Kibbutz in northern Israel

Reshafim (רשפים) is a kibbutz in northeastern Israel. Located two kilometres to the south of the city of Beit She'an in the Beit She'an Valley, it falls under the jurisdiction of Valley of Springs Regional Council. In , it had a population of .

==History==
The cooperative association was registered on 13 October 1944, as "Reshafim Kibutz Hashomer Hatzair Kvutzat Poalim Lehityashvut Shetufit Limited". A first settlement was established by Hashomer Hatzair members movement in 1947 at Kiryat Haim. In 1948 land was allocated to Reshafim that was located near the former Palestinian village of al-Ashrafiyya, which was depopulated after 10–11 May during the 1948 Arab–Israeli War. In 1949 the members and their children moved to the permanent location near Beit She'an.

For the first few months at the site, the members of kibbutz Reshafim lived temporarily in a camp jointly with the members of kibbutz Shluhot which belonged to the Orthodox Religious Kibbutz Movement. The camp was later broken up when both kibbutzim were established adjacent to each other.

The founder members were mostly Holocaust survivors from Romania and Bulgaria. They were joined by a small group of Israeli-born Sabras, and in 1949 by Polish refugees. In the 1950s a group of Argentine Jews and another group consisting mostly of Sephardic Jews joined the kibbutz. In the 1960s members were recruited from the Hashomer Hatzair youth movement and the Nahal from among the descendants of kibbutz members. With the decline of Western socialism and growing economic difficulties in the 1980s and 1990s population numbers stagnated.

==Economy==
At its inception Reshafim was a classical kibbutz where all the means of production belonged to the commune and members received equal shares of services, products, and money as remuneration.

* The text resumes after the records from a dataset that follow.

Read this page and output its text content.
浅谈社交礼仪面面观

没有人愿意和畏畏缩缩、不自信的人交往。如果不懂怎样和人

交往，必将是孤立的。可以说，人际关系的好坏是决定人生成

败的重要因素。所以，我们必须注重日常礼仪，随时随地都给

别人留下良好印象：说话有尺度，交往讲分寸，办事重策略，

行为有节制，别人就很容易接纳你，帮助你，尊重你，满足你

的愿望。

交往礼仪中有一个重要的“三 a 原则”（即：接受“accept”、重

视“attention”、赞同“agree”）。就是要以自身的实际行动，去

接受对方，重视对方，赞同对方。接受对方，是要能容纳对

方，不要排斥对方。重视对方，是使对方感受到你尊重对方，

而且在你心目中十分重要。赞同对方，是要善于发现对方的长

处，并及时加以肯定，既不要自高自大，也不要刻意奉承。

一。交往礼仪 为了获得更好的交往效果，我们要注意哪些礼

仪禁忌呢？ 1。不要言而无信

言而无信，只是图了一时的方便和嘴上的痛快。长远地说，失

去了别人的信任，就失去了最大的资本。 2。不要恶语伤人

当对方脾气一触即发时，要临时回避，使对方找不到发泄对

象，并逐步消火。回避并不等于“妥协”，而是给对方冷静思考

During the 1990s a process of privatization began, culminating in members receiving salaries and having to pay for services.

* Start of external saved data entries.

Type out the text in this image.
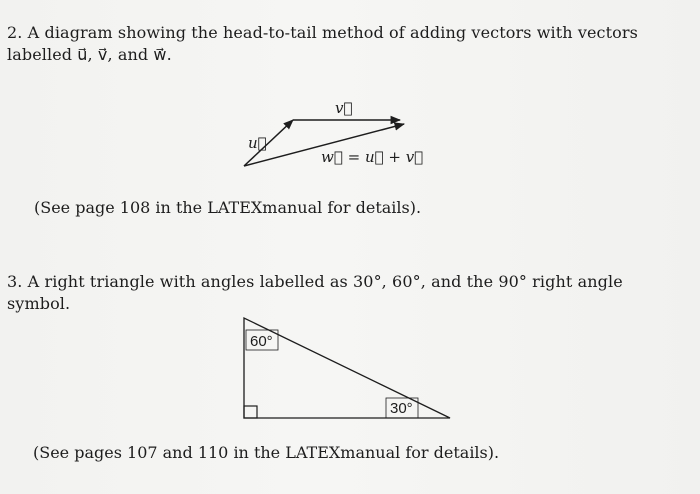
2. A diagram showing the head-to-tail method of adding vectors with vectors
labelled u⃗, v⃗, and w⃗.
u⃗
v⃗
w⃗ = u⃗ + v⃗
(See page 108 in the LATEXmanual for details).
3. A right triangle with angles labelled as 30°, 60°, and the 90° right angle
symbol.
60°
30°
(See pages 107 and 110 in the LATEXmanual for details).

In 2022 the commune still owns a dairy, orchards, fresh-water fishery, solar power installations, is partner in a chicken farm, an agricultural co-operative, and in a production facility for medicinal cannabis. It has sold all its shares in the Terraflex Industries plastics factory, but continued to own and lease its installations. The vast majority of the kibbutz members have found employment outside the kibbutz.